João Negrão

João Negrão

Com a transição do feudalismo para capitalismo, o mundo começou a enfrentar um impacto de divisão de classes: a burguesa e a trabalhadora. O sistema capitalista chega no século 18 e, por meio das máquinas e da tecnologia, acaba com a mão-de-obra do proletariado. Essa mudança tecnológica denominada Revolução Industrial teve impacto profundo no processo produtivo na economia social.

Revolução Industrial, origem dos sindicatos

Para o professor universitário e doutor em Sociologia Política, pela PUC-SP, João Negrão, o capitalismo é uma economia violenta. “Os menos favorecidos sofrem na mão dos mais fortes, ou seja, os burgueses”, comenta.

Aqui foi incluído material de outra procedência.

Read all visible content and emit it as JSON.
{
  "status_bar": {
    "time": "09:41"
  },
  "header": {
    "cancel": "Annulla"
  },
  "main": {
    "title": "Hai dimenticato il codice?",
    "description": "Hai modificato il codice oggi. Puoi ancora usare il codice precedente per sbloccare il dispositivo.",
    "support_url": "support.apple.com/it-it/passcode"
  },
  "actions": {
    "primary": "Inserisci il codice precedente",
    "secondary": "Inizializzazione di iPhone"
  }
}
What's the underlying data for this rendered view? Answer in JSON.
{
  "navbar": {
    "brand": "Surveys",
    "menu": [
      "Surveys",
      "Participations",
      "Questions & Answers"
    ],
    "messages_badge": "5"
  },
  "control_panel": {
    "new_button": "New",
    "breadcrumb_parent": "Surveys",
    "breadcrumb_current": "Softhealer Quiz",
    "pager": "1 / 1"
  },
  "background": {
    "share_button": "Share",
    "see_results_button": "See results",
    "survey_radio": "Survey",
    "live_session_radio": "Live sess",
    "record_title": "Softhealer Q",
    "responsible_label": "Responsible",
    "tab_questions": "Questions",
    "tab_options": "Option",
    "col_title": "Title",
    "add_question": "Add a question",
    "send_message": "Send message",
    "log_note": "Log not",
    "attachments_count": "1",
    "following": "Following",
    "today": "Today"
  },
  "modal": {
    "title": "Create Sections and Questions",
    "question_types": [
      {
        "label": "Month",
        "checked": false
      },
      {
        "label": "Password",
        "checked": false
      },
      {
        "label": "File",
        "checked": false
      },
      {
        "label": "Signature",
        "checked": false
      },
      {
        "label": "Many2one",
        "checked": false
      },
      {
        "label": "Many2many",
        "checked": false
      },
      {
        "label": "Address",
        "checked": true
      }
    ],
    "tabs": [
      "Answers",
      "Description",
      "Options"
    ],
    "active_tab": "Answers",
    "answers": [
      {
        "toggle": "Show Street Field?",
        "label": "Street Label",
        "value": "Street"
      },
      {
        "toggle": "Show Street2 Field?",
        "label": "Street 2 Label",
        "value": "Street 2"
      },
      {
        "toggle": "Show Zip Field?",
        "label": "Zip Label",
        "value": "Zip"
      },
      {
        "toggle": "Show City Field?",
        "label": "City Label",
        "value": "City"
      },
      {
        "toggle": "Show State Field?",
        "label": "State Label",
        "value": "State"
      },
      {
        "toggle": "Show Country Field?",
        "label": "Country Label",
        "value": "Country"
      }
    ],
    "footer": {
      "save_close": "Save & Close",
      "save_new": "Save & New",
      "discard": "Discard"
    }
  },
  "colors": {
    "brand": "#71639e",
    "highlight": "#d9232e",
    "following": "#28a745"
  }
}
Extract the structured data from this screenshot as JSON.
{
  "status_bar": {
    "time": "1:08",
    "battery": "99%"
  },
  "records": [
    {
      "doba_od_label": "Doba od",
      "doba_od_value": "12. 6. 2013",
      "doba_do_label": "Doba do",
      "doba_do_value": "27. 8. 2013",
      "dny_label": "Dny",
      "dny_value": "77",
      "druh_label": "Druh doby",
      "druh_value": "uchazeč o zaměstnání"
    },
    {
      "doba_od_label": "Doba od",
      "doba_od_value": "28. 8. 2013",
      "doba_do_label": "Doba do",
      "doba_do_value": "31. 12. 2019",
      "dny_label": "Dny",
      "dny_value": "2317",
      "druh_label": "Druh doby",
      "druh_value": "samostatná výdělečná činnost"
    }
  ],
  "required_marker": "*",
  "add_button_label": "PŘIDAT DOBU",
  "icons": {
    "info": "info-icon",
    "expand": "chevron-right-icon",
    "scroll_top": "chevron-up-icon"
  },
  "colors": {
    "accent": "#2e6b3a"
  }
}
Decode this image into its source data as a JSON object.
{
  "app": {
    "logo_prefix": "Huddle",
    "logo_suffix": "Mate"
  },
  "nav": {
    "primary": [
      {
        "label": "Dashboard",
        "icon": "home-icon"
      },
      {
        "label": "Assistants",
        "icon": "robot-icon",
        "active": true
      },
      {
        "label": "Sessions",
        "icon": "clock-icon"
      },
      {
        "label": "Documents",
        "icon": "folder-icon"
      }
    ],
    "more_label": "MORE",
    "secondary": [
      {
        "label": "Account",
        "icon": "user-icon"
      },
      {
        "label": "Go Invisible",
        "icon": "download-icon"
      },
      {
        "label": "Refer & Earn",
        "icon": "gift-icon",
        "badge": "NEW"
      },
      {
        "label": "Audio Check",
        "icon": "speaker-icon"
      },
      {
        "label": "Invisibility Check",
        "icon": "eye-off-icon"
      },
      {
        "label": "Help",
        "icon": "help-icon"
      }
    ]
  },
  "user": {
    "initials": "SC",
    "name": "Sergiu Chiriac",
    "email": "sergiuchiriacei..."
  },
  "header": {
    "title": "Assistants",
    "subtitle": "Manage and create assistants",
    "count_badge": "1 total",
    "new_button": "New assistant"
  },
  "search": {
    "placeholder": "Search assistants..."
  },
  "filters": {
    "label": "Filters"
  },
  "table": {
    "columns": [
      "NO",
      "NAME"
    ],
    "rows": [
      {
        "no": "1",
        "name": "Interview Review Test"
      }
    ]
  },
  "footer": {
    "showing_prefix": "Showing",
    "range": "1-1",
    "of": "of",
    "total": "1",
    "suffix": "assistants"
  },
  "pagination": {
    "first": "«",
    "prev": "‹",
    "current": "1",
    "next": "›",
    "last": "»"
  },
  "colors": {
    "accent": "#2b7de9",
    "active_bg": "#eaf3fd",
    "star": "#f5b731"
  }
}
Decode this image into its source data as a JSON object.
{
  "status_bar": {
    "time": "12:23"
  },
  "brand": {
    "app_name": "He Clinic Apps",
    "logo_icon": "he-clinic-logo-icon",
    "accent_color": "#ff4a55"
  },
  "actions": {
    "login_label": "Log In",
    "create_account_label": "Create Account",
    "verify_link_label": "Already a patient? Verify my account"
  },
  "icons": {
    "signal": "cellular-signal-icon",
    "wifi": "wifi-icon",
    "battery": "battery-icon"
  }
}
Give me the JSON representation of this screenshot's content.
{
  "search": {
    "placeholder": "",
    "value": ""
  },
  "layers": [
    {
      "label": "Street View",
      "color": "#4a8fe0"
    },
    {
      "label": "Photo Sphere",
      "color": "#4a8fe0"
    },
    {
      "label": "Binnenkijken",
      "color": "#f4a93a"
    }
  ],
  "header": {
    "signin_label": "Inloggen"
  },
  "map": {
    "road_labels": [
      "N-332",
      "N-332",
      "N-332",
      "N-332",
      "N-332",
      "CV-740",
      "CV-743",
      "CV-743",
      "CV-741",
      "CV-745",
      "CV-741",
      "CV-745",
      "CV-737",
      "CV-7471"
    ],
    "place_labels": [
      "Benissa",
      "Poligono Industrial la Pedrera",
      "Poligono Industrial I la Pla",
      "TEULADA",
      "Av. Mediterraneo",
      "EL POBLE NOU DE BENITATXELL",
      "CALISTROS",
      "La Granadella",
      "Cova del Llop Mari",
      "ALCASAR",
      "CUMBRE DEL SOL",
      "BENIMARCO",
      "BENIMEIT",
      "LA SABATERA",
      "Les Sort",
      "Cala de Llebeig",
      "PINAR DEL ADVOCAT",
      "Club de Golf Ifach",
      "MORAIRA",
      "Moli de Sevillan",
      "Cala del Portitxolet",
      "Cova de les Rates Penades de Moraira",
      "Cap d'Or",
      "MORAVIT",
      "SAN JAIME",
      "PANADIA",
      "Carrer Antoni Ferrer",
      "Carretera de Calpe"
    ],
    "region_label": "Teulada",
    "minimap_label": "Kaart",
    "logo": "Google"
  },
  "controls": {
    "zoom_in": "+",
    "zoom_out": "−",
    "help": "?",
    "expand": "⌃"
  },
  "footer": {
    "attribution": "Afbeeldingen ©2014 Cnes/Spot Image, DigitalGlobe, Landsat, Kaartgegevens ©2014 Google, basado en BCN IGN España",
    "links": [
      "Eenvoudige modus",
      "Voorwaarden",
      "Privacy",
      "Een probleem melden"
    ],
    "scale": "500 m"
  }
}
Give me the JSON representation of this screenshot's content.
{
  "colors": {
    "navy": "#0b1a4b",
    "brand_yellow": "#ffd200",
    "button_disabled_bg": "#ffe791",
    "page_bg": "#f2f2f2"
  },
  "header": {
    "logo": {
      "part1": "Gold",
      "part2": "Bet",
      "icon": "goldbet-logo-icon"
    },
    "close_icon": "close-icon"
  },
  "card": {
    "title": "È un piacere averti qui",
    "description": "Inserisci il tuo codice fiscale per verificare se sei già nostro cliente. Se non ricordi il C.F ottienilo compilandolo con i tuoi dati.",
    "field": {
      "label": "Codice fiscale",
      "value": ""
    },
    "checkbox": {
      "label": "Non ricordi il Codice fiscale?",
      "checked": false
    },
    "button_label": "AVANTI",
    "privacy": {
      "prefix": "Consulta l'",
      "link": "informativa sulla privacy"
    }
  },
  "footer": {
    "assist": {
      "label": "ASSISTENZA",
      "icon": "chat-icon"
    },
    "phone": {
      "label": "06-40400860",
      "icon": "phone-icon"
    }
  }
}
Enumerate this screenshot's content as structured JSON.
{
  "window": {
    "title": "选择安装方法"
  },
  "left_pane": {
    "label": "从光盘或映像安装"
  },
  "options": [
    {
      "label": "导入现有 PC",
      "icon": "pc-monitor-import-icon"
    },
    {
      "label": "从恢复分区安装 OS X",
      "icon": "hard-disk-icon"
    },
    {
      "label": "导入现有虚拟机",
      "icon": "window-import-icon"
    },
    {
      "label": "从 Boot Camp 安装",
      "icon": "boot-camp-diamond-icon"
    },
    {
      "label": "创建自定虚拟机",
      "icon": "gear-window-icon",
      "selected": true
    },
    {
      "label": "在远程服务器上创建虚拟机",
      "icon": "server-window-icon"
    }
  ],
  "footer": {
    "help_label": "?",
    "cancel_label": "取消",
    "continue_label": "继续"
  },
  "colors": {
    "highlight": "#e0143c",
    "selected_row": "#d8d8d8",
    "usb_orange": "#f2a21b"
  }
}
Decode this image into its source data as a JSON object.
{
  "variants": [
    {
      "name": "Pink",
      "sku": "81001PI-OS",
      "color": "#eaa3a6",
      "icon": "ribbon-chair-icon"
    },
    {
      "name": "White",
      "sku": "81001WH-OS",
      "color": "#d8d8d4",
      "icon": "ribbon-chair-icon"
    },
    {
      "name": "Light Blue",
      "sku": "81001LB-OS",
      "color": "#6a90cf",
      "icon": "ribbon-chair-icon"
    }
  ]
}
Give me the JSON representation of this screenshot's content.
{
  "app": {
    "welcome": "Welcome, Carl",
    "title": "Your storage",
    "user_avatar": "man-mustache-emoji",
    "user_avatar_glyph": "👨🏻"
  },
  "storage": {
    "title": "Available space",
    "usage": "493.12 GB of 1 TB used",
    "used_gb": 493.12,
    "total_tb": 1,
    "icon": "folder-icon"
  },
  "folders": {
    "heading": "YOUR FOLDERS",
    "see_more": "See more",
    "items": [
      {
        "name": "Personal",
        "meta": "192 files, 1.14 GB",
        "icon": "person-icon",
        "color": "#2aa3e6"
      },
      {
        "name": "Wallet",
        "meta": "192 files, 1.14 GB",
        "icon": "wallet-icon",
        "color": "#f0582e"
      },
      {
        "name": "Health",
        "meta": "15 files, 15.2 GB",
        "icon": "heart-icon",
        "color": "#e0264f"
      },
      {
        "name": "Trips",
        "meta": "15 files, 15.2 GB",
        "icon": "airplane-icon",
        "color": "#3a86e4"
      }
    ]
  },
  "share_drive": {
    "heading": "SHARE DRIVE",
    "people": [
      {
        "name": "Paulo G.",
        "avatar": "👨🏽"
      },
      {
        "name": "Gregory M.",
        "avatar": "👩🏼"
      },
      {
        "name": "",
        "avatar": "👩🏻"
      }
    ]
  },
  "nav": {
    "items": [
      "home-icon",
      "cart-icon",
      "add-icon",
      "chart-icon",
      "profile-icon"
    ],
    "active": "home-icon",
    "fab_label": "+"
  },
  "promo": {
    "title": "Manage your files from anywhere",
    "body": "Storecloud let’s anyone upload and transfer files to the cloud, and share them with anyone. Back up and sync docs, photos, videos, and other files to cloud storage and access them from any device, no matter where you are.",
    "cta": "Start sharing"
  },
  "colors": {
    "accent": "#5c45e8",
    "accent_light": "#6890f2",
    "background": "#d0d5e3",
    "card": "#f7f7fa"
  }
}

Além de ser professor, Negrão foi jornalista da Folha Bancária, do Sindicato dos Bancários e Financiários de São Paulo, Osasco e Região. Em entrevista para este trabalho de conclusão de curso, o professor comentou sobre uma organização feita por trabalhadores no século XVIII, a caixa de auxilio mútuo.

Nos séculos 18, 19, até o 20, sindicato e patrão (donos das empresas) não falavam a mesma língua. As discussões eram cansativas. Até o final da ditadura militar categoria e patronal não haviam diálogo, dessa maneira dificultou as conquistas dos trabalhadores. Hoje os tempos são outros, a democracia e liberdade de expressão andam juntas. Tanto o presidente de alguma categoria e o burguês discutem e pensam melhor nas questões trabalhistas do operário. João Negrão comenta sobre esse cenário e diz que os sindicatos estão reaprendendo a se organizar (confira o áudio abaixo).

Hoje os sindicatos aprenderam a dialogar com o burguês

Outra discussão de Negrão é a comunicação sindical. Ele sente falta que nos cursos de comunicação fale sobre esse fenômeno. Os estudantes se formam sem saber como é o processo sindical, suas lutas e, principalmente, quais são as manchetes dos jornais. “É necessário ter uma disciplina que retrate a comunicação sindical. Hoje a categoria tem assessor (formado em jornalismo) e várias ferramentas de comunicação. O estudante precisa saber que o sindicato é também um mercado de trabalho”, comenta o professor de comunicação.